Arriving in Oz joined an agency needing a salary asap.
First shift, morning on the postnatal floor, large public hospital, old building, no AC, stinking hot 35-degree day, white dress and tights clinging, whir of multiple fans, sweat trickling down my back.
Women and babies familiar, nothing else, paperwork, language, jargon all different, midwives over-worked, unfriendly. “ain’t coming back here”
(*working agency, you’re either hated on sight or adored)
Full-time job offer from small private hospital, jumped at it, no idea what I was walking into. The private system a shock.
Orientation day, “women are our customers, so are the doctors”
Customers? Righto.
Midwives lovely (reason I stayed so long) Scottish accent and jargon a source of entertainment, the puzzled looks, what IS she talking about? Guthrie test? Pyrexia? Venflon? Viii … tamin K. Why are the women grand?

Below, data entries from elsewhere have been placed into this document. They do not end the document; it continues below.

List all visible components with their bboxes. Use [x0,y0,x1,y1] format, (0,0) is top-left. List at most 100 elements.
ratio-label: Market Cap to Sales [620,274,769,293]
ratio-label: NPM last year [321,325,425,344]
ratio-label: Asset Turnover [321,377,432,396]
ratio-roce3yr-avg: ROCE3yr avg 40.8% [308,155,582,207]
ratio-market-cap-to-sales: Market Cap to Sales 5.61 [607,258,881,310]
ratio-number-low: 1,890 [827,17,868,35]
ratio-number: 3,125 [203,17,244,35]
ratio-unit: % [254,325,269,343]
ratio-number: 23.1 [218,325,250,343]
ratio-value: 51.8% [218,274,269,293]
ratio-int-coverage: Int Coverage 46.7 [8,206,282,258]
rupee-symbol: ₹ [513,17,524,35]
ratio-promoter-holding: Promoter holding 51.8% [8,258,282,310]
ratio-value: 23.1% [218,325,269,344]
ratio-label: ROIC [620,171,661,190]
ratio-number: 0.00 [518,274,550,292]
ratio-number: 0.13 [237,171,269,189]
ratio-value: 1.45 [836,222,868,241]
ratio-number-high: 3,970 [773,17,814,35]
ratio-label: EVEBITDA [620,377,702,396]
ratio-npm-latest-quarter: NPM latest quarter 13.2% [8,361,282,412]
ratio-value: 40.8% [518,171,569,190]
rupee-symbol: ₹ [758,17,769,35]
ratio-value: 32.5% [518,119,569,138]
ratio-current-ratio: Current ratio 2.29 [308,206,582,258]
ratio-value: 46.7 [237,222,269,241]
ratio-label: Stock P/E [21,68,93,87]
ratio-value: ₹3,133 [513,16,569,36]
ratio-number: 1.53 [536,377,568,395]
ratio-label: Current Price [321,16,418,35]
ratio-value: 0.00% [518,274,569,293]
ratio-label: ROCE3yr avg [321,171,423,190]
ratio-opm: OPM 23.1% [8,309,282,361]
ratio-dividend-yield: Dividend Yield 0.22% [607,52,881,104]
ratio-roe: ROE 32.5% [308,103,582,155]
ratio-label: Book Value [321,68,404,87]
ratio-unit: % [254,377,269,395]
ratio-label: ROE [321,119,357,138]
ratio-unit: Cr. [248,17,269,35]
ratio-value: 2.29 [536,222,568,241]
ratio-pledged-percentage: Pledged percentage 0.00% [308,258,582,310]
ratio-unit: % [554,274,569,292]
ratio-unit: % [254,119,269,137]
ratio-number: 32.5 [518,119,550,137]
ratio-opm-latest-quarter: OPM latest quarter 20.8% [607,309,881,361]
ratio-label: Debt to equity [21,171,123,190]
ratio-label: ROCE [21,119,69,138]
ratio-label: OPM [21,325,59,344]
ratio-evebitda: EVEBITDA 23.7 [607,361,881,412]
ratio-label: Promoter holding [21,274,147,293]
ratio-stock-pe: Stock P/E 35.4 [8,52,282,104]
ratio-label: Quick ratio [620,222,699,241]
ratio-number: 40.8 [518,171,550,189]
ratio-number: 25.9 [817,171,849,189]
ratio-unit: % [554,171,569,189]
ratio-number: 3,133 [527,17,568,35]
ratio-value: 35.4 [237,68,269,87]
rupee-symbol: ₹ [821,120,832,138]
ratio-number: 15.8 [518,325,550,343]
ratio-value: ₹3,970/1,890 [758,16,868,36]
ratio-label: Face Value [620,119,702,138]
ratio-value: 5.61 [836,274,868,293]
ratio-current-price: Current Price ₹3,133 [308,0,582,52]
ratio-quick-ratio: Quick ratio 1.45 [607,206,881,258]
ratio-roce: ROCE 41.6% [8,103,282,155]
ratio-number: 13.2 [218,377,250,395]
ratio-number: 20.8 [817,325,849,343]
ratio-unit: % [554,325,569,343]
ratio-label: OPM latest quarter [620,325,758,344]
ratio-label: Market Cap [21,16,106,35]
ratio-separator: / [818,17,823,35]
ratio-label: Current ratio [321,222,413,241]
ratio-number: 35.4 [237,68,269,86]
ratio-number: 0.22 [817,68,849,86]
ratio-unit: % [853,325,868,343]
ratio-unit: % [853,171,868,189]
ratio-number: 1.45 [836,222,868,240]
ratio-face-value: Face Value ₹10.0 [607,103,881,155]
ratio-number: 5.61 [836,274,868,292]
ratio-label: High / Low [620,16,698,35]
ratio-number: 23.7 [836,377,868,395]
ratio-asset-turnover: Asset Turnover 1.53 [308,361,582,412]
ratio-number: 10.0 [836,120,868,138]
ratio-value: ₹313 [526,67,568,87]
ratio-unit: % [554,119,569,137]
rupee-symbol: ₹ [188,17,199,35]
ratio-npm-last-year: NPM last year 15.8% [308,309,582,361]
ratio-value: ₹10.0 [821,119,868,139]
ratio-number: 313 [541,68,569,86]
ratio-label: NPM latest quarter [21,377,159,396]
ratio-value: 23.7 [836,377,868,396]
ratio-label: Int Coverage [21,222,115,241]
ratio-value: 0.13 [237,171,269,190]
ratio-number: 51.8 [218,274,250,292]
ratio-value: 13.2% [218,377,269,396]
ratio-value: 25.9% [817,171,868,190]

For me the Oz terminology, “jug’s”of IV fluids, “grab us a Kylie?” 😆”bub” for baby and instant promotion to “sister” title in the NHS for the nurse in charge.
Older doctors, white shorts and knee high socks looking like electricians. World away from the white coated, bow-tie wearing docs in Edinburgh.
Quirky staff, one midwife fostered baby possums often producing a wooly bag from the nether regions of her bra, teeny furry baby in situ, kid you not. 😆 Visions of one falling out on the bed along with a placenta! 😩
Calling DOCTOR’S to “deliver” women with spontaneous normal labour took some getting used to (never did, had to leave)
Glimmers of hope from newer young obstetrician … woman standing, leaning over the bed, baby imminent. Into the dimly lit room he came, he didn’t bat an eyelid or say anything, her membranes ruptured, (whoosh!!) he gamely caught baby as she stood, shoes and shirt soaked in liquor 😆
Consultant pediatricians, visiting daily, (expensively) reassuring for the mothers.
Epidural service excellent, no delays. One anaesthetist stood out, always cheerful even in the middle of the night, epidurals placed quicker than I’d seen before (or since)
Grabbed his own equipment, don’t THINK he held syringe and needle in his mouth like vets in a cow paddock (did he??) gave off a relaxed, done this a million times before vibe. “All done sis!” off he’d go on his cheery way back to bed, woman pain free, me scratching my head, gobsmacked.
As per Scotland, babies lined up in the ward nursery in rows, (casual separation from their mothers beggars belief) swaddled tight. No disposable nappies, adorned in bulky cloth held on with actual pins or three-pronged plastic grabbers.
Lots of nighttime baby cuddling here.
Most of the women were breastfeeding, amazing! (Breasts in Scotland primarily for the male gaze. FEEDING with them?? “Whit!! Naw! Embarrassing!”)
After a year, where could I go? Independent practice, home-birth midwifery? No kids of my own, energetic (changed days 😆) idealistic, wanting the best for women.
Interviewed with local independent midwife, could’ve walked into the role, no extra hoop-jumping (1996) thought long and hard (still have the contract!) sliding doors moment, followed my gut, couldn’t make the leap (shame)
Back in a big hospital, three-year pilot midwifery continuity of care team, wonderful. Women loved it (course they did) midwives too. It came crashing down eventually (long story) me too, 1999, had my own delightful first bub, living out at ‘the farm,’ rest is history!